Ambos setores também passam a elaborar um perigoso discurso no qual a questão do aborto concerne apenas à esfera privada, da vida particular da mulher e da religião, como chega a colocar a reconhecida intelectual petista Marilena Chauí para, por esta via, defender este básico direito das mulheres. Temos que ter claro que esta “tática” de discurso para supostamente reabrir a discussão sobre o aborto após uma ofensiva reacionária contra este direito no período eleitoral, é um retrocesso na luta contra a opressão. Este argumento corrobora com a ideologia burguesa de que as questões que envolvem a opressão às mulheres concernem apenas ao âmbito privado, aumentando a pressão sobre as mulheres que hoje são julgadas criminal e moralmente pela prática do aborto. Esta ideologia é a mesma que continua obrigando milhões de mulheres a cumprir com a dupla ou tripla jornada de trabalho, encaradas como trabalho individual, não remunerado e a serviço apenas da maior ganância capitalista. Não devemos aceitar este discurso político e moral enquanto milhares de mulheres são mortas ou sofrem com a prática do aborto ilegal e inseguro!

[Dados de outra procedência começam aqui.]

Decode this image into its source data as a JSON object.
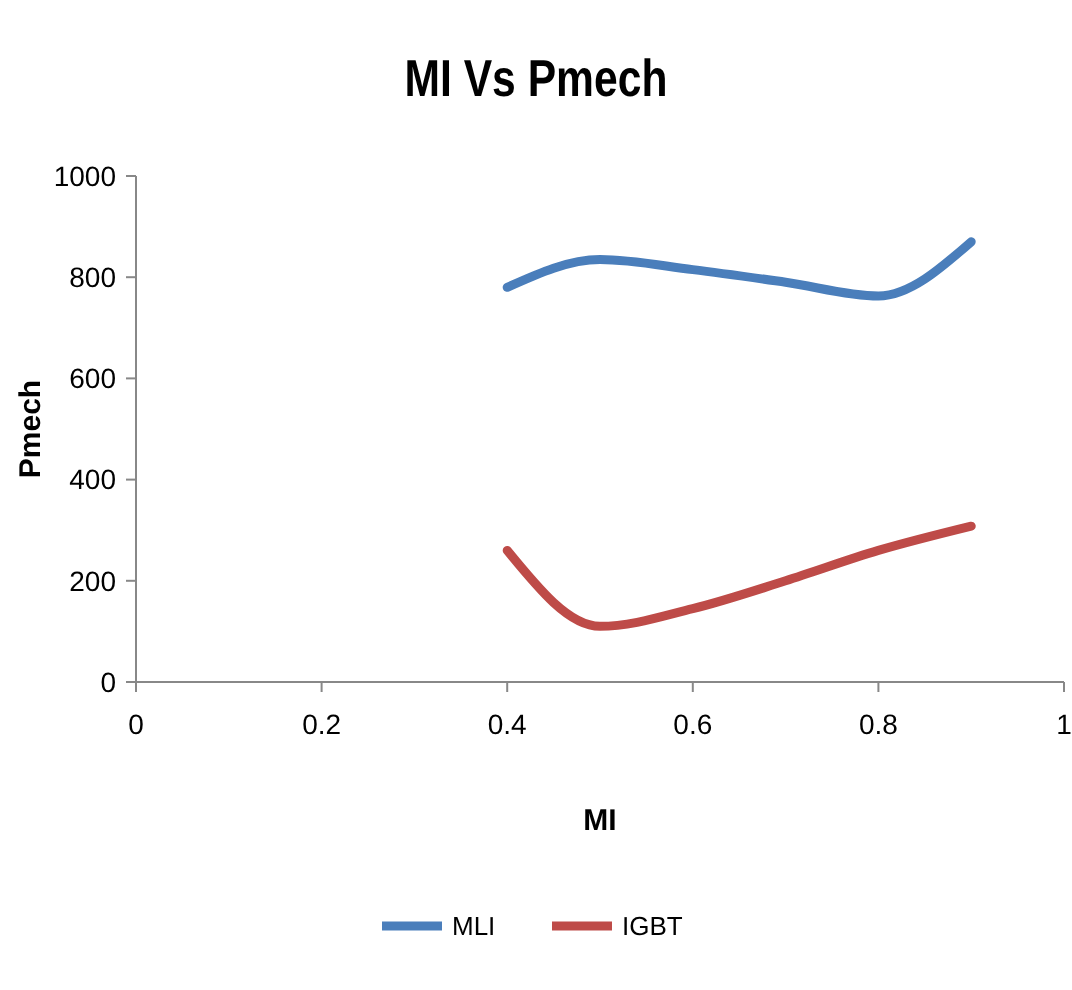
{
  "chart_data": {
    "type": "line",
    "title": "MI Vs Pmech",
    "xlabel": "MI",
    "ylabel": "Pmech",
    "x": [
      0.4,
      0.5,
      0.6,
      0.7,
      0.8,
      0.9
    ],
    "series": [
      {
        "name": "MLI",
        "color": "#4a7ebb",
        "values": [
          780,
          835,
          815,
          790,
          763,
          870
        ]
      },
      {
        "name": "IGBT",
        "color": "#be4b48",
        "values": [
          260,
          110,
          145,
          200,
          260,
          308
        ]
      }
    ],
    "xlim": [
      0,
      1
    ],
    "xticks": [
      0,
      0.2,
      0.4,
      0.6,
      0.8,
      1
    ],
    "ylim": [
      0,
      1000
    ],
    "yticks": [
      0,
      200,
      400,
      600,
      800,
      1000
    ],
    "grid": false,
    "legend": "bottom",
    "marker": "none",
    "line_style": "solid"
  }
}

Por uma ampla e massiva campanha democrática pela legalização e descriminalização do aborto

Estas questões mostram como as mulheres, jovens e trabalhadoras, não devem ter ilusões no governo de Dilma por esta ser uma mulher. A luta pelo direito ao aborto e pelos direitos das mulheres deve ser uma luta massiva e deve ultrapassar os marcos da mera pressão parlamentar, como articulam ministras, intelectuais e organizações de mulheres governistas, que apóiam o governo ao mesmo tempo que impedem a ampla mobilização pelos reais direitos das mulheres.

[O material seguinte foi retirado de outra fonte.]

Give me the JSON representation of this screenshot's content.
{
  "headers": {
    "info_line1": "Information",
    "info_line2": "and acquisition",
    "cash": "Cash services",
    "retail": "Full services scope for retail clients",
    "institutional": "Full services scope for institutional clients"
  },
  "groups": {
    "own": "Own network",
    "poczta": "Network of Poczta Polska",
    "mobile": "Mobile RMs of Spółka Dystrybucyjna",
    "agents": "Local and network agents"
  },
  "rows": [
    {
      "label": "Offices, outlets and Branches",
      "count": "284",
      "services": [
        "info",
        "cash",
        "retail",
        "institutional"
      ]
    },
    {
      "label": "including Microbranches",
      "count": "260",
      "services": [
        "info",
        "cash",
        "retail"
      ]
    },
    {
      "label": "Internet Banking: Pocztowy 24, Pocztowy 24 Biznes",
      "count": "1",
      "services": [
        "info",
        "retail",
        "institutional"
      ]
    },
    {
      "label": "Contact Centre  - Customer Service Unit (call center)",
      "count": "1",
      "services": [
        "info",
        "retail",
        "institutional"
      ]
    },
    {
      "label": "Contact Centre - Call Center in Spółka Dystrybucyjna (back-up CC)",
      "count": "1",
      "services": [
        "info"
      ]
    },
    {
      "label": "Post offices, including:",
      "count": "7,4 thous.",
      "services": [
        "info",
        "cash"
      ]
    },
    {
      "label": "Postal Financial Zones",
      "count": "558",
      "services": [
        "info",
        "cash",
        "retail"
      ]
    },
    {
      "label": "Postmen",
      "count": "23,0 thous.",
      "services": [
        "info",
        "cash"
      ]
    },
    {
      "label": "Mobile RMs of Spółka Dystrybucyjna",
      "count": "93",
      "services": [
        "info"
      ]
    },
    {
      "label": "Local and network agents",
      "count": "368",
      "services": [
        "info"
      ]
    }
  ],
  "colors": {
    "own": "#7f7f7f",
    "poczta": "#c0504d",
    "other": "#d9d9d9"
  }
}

Há que levantar a imediata defesa da legalização e descriminalização do aborto para evitar o atual genocídio das mulheres. Abre-se um momento importante para a luta por este direito. É necessária a mais ampla mobilização a partir das organizações de mulheres, dos sindicatos e entidades estudantis pela legalização e descriminalização do aborto. A partir da organização das mulheres em seus locais de trabalho e estudo, da CSP-Conlutas, da ANEL, da esquerda da UNE, da Intersindical deve-se exigir que as grandes centrais e entidades estudantis preparem desde já o 8 de março com uma jornada de mobilização e de ampla e massiva campanha democrática pelo direito ao aborto livre, legal, seguro, gratuito e garantido pelo estado para que as mulheres não morram; por anticoncepcionais gratuitos para não abortar; por educação sexual nas escolas para prevenir. Abaixo o acordo Brasil-vaticano: basta da intervenção da Igreja sobre nossos corpos! Arquivamento imediato de todos os projetos de lei que visam aumentar as penas e criminalizar ainda mais a prática do aborto. Por um sistema de saúde 100% estatal, que possa atender toda a população e gerido sob controle das/os trabalhadoras/es e usuárias/os!

1- Tatau Godinho, em entrevista à Carta Capital, novembro 2010
2- Rosane Silva, “Lutar sempre! Desistir jamais!”, 22/11/2010
3- Dados a seguir de duas pesquisas do IPEA: “PNAD 2009, primeiras análises, tendências demográficas”; e “Trabalho doméstico remunerado: desigualdades de gênero e raça”
4- Para homens o índice é de 49,6%
5- “Ora, uma imprensa que está defendendo a liberdade de expressão,(...)o espaço público, (...)a opinião pública, (...)a liberdade de pensamento, como é que pode embarcar na entrada em cena como tema eleitoral de uma questão que pertence ao espaço privado, e é uma questão de religião, que é o aborto?”, Marilena Chauí em entrevista na Caros Amigos, dez/2010.